When I touch Cass’ shoulder, she trembles, and it’s more than just the cold emanating from my body. Even just that touch scorches me, and I forget all about what it is to be cold. I cup her face next, and she leans in, her eyes closing and her head tipping back, waiting. My mouth finds hers, our lips crush together, and it’s game over for any lingering doubts I might have had. At least about this working out. I know it’s going to work because I’m going to do everything in my power to make it work. I still have doubts about other things, but it’s more the usual fears most people have. Just because I’m decidedly not normal doesn’t mean they don’t affect me too.

Cass groans as I bite her bottom lip playfully. Her hands twine around my neck, and she arches against me, even though I’m still soaked from sitting outside in the cold.

“Lennox,” she pants, threading her fingers through my short hair and tugging as her body curls against mine. “It’s always been this. Ever since the moment you kidnapped me. The wrong woman.”

“You were the right one all along. And it was kind of a mock kidnapping. We thought we were bringing Ayana back to talk. So, uh, not the kind of evil kidnapping people talk about. Never that.”

“I know. I knew it a few seconds in, and I’ve always known it. Just like I always knew you’d come back to San Diego, and this would work. Not because you’re leaving or coming back, but because, this time, I’m going with you. I’m yours, Lennox. And you’re mine. Maybe that’s too much. Sorry, it sounded romantic in my head but a little creepy out loud.”

I smother a grin while my heart beats louder than a thunderstorm gone haywire in my chest. “It isn’t creepy. It’s what I always said all along.

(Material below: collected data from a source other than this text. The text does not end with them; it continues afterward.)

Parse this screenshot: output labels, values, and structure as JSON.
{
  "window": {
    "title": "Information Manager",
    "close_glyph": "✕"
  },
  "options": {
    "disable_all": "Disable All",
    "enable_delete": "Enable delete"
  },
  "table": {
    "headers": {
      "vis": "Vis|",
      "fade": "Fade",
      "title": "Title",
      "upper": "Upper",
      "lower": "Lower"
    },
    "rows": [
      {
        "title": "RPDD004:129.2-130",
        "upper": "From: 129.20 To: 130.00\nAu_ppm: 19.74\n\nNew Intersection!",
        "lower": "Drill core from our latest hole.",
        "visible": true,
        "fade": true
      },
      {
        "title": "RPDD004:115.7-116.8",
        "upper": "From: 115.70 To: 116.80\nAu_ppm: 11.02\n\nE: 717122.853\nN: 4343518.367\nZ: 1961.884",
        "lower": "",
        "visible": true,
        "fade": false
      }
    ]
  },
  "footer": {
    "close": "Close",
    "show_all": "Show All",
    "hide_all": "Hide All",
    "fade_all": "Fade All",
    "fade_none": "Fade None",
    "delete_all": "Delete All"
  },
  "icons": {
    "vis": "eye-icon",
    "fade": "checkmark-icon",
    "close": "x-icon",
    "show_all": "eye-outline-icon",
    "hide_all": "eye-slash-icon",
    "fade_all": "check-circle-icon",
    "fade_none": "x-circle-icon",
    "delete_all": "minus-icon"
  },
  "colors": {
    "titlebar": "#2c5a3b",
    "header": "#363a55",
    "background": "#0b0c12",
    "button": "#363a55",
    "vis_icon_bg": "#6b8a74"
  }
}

Everything is what we make it, minus a few potholes along the way and other things we can’t control. So maybe I should say it’s mostly what we make it.”

She grins at me and starts to unzip my sodden jacket. “I think we should get you out of these wet clothes. All of them.”

“Honestly, I could go for that.”

“Honestly, that’s good. Because so could I. It’s been a long, long drive. Can I tell you something?”

“Always.”

“When I woke up next to you, I loved seeing you in my bed. You were denting the mattress down to the springs, but you were somehow still comfortable. I loved that your skin was smooth and you didn’t wear all those cares when you slept. I loved the intimacy of being the first one up and moving around, knowing I wasn’t alone. That one normal thing we did together—falling asleep and waking up—was so comforting. It made me feel totally thrilled, thrilled to have you there in my bed. You looked so massive in it. It was like it could barely hold you up, and I realized just how massive you had come to be in my life too. I always thought I was too unlucky to meet my soulmate, but you’re it. I believe you. Truly. I’m not unlucky. I’m not unlucky!” she shouts.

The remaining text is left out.